受爱看宫斗剧的二哥宁兴安影响,宁予安闻到了阴谋的气息。
不过真的要毒死老皇帝,他的心——
有点痛,不过更多的是痛快。
宁予安捂着心口,刚好遇到了出门的云朵公主。
公主脸蛋圆圆的,白白的,眉头皱成一团。
“怎么了?”难道老皇帝这么快就要挂了?
云朵忧心忡忡,“父皇的身体越发的差了。虽然他安慰我没事,但我知道他的身体状况并不好。”
他当然不好了,他就要狗带了呀。
宁予安摸着下巴,绞尽脑汁才想到一句安慰她的话。
“节哀顺变。”
云朵看了他一眼,声音忧郁,“我母后过世后,父皇待我很好。其实我知道,我并不适合当一个国家的继承人,但父皇深爱母后,就算母后离开了,他也没有找其他人。”
“当王挺好的,有权有势,随心所欲。”
就宁予安个人而言,还挺喜欢这种高高在上的感觉了。只可惜,他没这个命。
“当了王才不能随心所欲。这个世界上的任何人都不能随心所欲,尤其是王。”云朵一本正经,像只严肃脸的大猫,“每个人生下来都应该承担自己的责任,位置越高,承受的责任越大,需要的能力就越大。不管我愿不愿意接受,这都是我的命运。”
一个长相喜气的团子脸,偏偏这么老气横秋。宁予安看着她,有些想笑,但忍住了。这傻子不愿意接受就不接受啊,人生这么短,为什么不随心所欲地活着呢,就像他一般。
末代公主,听起来不是也挺帅的嘛!
作为一个驸马,宁予安挺无聊的。
作为一个国家的继承人,云朵倒是挺忙的。
看完皇帝后,云朵就匆匆忙忙去了军营。
老实说,宁予安都古代的军队有一丝兴趣,毕竟他也想知道军营里的人是不是全和二哥宁兴安一个模子,壮得和熊一般,站起来可以嗷嗷拍胸,坐下去可以一座小山,动起来天翻地覆,跑起来地动山摇。
出乎意料的,云朵在军营的人气不错。
当她走过去的时候,群群呼声。
“公主殿下来了!公主殿下,今日请多多指教。”
云朵的表情有些奇怪,尤其是看着他的时候,脸涨得通红。
太阳太大吗?宁予安心里想。
下一秒,有人搬来了两个巨型狼牙棒,呈在了云朵面前。
“公主殿下,属下已经把武器拿来了,请赐教!”
“……胡闹!这狼牙棒这么重,本公主怎么能拿得下!”云朵涨红脸,怒道。
“不对啊,公主殿下,你昨天舞的狼牙棒更重啊。

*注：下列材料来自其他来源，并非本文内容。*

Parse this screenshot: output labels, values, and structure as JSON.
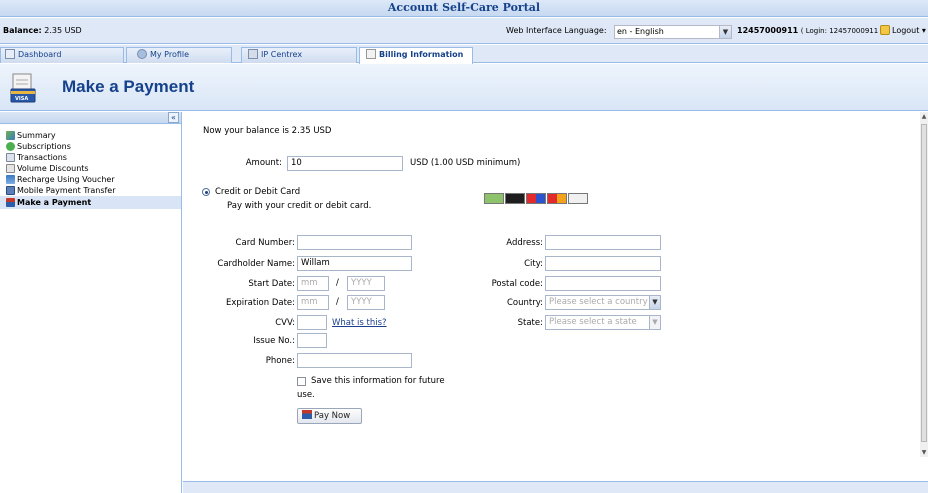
{
  "app": {
    "title": "Account Self-Care Portal"
  },
  "header": {
    "balance_label": "Balance:",
    "balance_value": "2.35 USD",
    "language_label": "Web Interface Language:",
    "language_value": "en - English",
    "account_id": "12457000911",
    "login_text": "( Login: 12457000911 )",
    "logout_label": "Logout"
  },
  "tabs": [
    {
      "label": "Dashboard",
      "icon": "dashboard-icon",
      "active": false
    },
    {
      "label": "My Profile",
      "icon": "user-icon",
      "active": false
    },
    {
      "label": "IP Centrex",
      "icon": "network-icon",
      "active": false
    },
    {
      "label": "Billing Information",
      "icon": "document-icon",
      "active": true
    }
  ],
  "page": {
    "title": "Make a Payment"
  },
  "sidebar": {
    "collapse_symbol": "«",
    "items": [
      {
        "label": "Summary",
        "icon": "chart-icon",
        "active": false
      },
      {
        "label": "Subscriptions",
        "icon": "refresh-icon",
        "active": false
      },
      {
        "label": "Transactions",
        "icon": "list-icon",
        "active": false
      },
      {
        "label": "Volume Discounts",
        "icon": "discount-icon",
        "active": false
      },
      {
        "label": "Recharge Using Voucher",
        "icon": "voucher-icon",
        "active": false
      },
      {
        "label": "Mobile Payment Transfer",
        "icon": "mobile-icon",
        "active": false
      },
      {
        "label": "Make a Payment",
        "icon": "payment-icon",
        "active": true
      }
    ]
  },
  "form": {
    "balance_text": "Now your balance is 2.35 USD",
    "amount_label": "Amount:",
    "amount_value": "10",
    "amount_hint": "USD (1.00 USD minimum)",
    "method_label": "Credit or Debit Card",
    "method_desc": "Pay with your credit or debit card.",
    "card_number_label": "Card Number:",
    "card_number_value": "",
    "cardholder_label": "Cardholder Name:",
    "cardholder_value": "Willam",
    "start_date_label": "Start Date:",
    "expiration_label": "Expiration Date:",
    "month_placeholder": "mm",
    "year_placeholder": "YYYY",
    "date_separator": "/",
    "cvv_label": "CVV:",
    "cvv_help_link": "What is this?",
    "issue_label": "Issue No.:",
    "phone_label": "Phone:",
    "address_label": "Address:",
    "city_label": "City:",
    "postal_label": "Postal code:",
    "country_label": "Country:",
    "country_placeholder": "Please select a country",
    "state_label": "State:",
    "state_placeholder": "Please select a state",
    "save_label_line1": "Save this information for future",
    "save_label_line2": "use.",
    "save_checked": false,
    "pay_button": "Pay Now"
  },
  "colors": {
    "accent": "#15428b",
    "panel_bg": "#dfe8f6",
    "border": "#99bbe8"
  }
}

”耿直的属下直接拆台。
“……”
宁予安笑得心里快打滚了,难怪这公主昨晚上一脚就踢开了大门,原来是个铁血女汉子。
表面宁予安很淡定,“公主继续巡逻吧,太阳太大,我进屋休息了一下。”
果不然,他听到了周围一阵鄙夷的声音。
“这就是驸马啊,细皮嫩肉的。”
“好弱啊,居然还怕晒太阳!”
“听说驸马小时候被皇帝囚禁过,身体虚着呢……”
“啊,公主殿下什么眼光啊,我们这样的铁血真汉子不要,要这么个弱鸡小白脸”
“也不知道驸马在床上能不能经得住公主的身板。”
“……嘻嘻嘻……”
宁予安:“……”
一群老流氓!
宁予安并没有走远,而是在城墙上远远观看场上的一切。
没有他在身边,云朵果然如鱼得水,一手轻松抡起了狼牙棒,大喝一声迎了上去。
真是——
熊一样强壮的女人。
如果在现实生活中,她应该和二哥很聊得来吧。
宁予安百无聊赖地想着,这时候冷不防胳膊上落下一只胖鸽子。
宁予安盯着鸽子捉摸着它能炒一盘的时候,那鸽子咕咕两声,冲他踢了踢腿。
飞鸽传书?!
宁予安从鸽子腿上解下了一个小竹筒,里面拿出一张小纸条,眯着眼睛看了半天,勉强认出了几个字。
“今晚三更,xx殿见。”
第一次,宁予安后悔自己没有好好读书。
繁体字什么的,真是太讨厌了。
还好身边有清溪,虽然只会哭,但宁予安随便一诈,那家伙立刻就说出了那两个不认识的字正是——灵枢。
灵枢殿,也就是太医院其中的一个小分院。
纸条是谁传来的已经很明显了,不是那青梅竹马的广艺还能是谁。
宁予安闻到了浓浓的白莲花味道。
晚上的时候,宁予安带着一颗兴奋八卦的心去赴约了。没有办法情节进展太慢,他可不想在这个破游戏中呆一辈子。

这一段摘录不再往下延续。